Comment comprendre la création d'une "boite mail extérieure à la mairie?" Qui sera le destinataire de ces courriels, qui en prendra connaissance, sur quelles bases sera t-il décidé de donner "une suite", que deviendront ces courriels qui seront autant "d'informations" sur les fonctionnaires voire sur les élus, comment seront établis les "dossiers" sur les uns et sur les autres? Ces "informations" seront-elles détruites? A partir de quand? Que pense la CNIL (Commission Nationale de l'Informatique et des Libertés) de ce fonctionnement et de ces perspectives?

Le risque d'encourager la délation est simplement réel et il ne faut pas être grand clerc pour anticiper les multiples tensions que cela va générer..."Qui saura quoi sur qui? Qui aura dit quoi sur qui?" Quelqu'un le saura bien. Qui?

Tout comme l'affichage de la volonté de voir appliquer des règles comme le "comportement des élus." Si de soucis existent ou si des attitudes sont ou furent délictueuses, voilà qui relève tout simplement de la justice et du droit. Je me méfie considérablement dans ce domaine de "l'air du temps" qui est bien souvent nauséabond, n'encourage qu'à céder à la facilité et participe à la société de la défiance décrite par le sociologue Philippe Guibert.
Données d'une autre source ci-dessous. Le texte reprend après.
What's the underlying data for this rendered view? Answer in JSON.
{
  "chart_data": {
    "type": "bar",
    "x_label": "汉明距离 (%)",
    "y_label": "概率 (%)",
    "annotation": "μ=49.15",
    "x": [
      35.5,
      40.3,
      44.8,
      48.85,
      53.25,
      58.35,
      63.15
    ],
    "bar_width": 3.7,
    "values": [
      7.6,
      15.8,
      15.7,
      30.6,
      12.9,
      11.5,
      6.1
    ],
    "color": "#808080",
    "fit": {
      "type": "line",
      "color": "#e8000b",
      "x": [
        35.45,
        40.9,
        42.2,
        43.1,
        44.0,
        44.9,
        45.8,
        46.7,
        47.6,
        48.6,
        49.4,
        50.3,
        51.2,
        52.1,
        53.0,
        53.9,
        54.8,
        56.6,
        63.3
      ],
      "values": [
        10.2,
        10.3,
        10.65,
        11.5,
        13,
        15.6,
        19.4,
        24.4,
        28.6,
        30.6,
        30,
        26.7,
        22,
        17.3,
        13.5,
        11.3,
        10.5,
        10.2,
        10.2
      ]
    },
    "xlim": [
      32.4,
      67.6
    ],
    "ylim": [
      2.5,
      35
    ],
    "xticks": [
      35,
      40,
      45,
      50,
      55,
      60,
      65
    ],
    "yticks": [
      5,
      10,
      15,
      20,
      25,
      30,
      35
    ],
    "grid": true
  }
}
Concernant la composition de ce comité, les questions sont également nombreuses. Sur quels critères cela se fera? Qui décidera de l'intégrité de tel ou tel "ancien élu ou fonctionnaire?" Est-ce à dire que les autres doivent être tenus pour suspects? Quelle légitimité pour telle ou telle association de lutte contre la corruption (le mot est terriblement fort et ne fait que renforcer les doutes des citoyens à l'égard des élus) de figurer dans ce comité d'éthique? Au nom de quoi peuvent-elles se prétendre les représentantes d'un quelconque intérêt général? Cela me fait penser à telle ou telle association ou fédération d'associations qui se présentent comme "représentatives" mais qui en réalité ne défendent que des intérêts particuliers.

Il en va de même pour l'idée de "tirer au sort deux représentants des citoyens parmi une liste de volontaires." Mais faut-il rappeler que les uniques représentants des citoyens ce sont les élus qui détiennent seuls la légitimité du suffrage universel. Introduire l'idée qu'il pourrait éventuellement en être différemment est là aussi très "dans l'air du temps." Air du temps" auquel je demande aux élus de résister.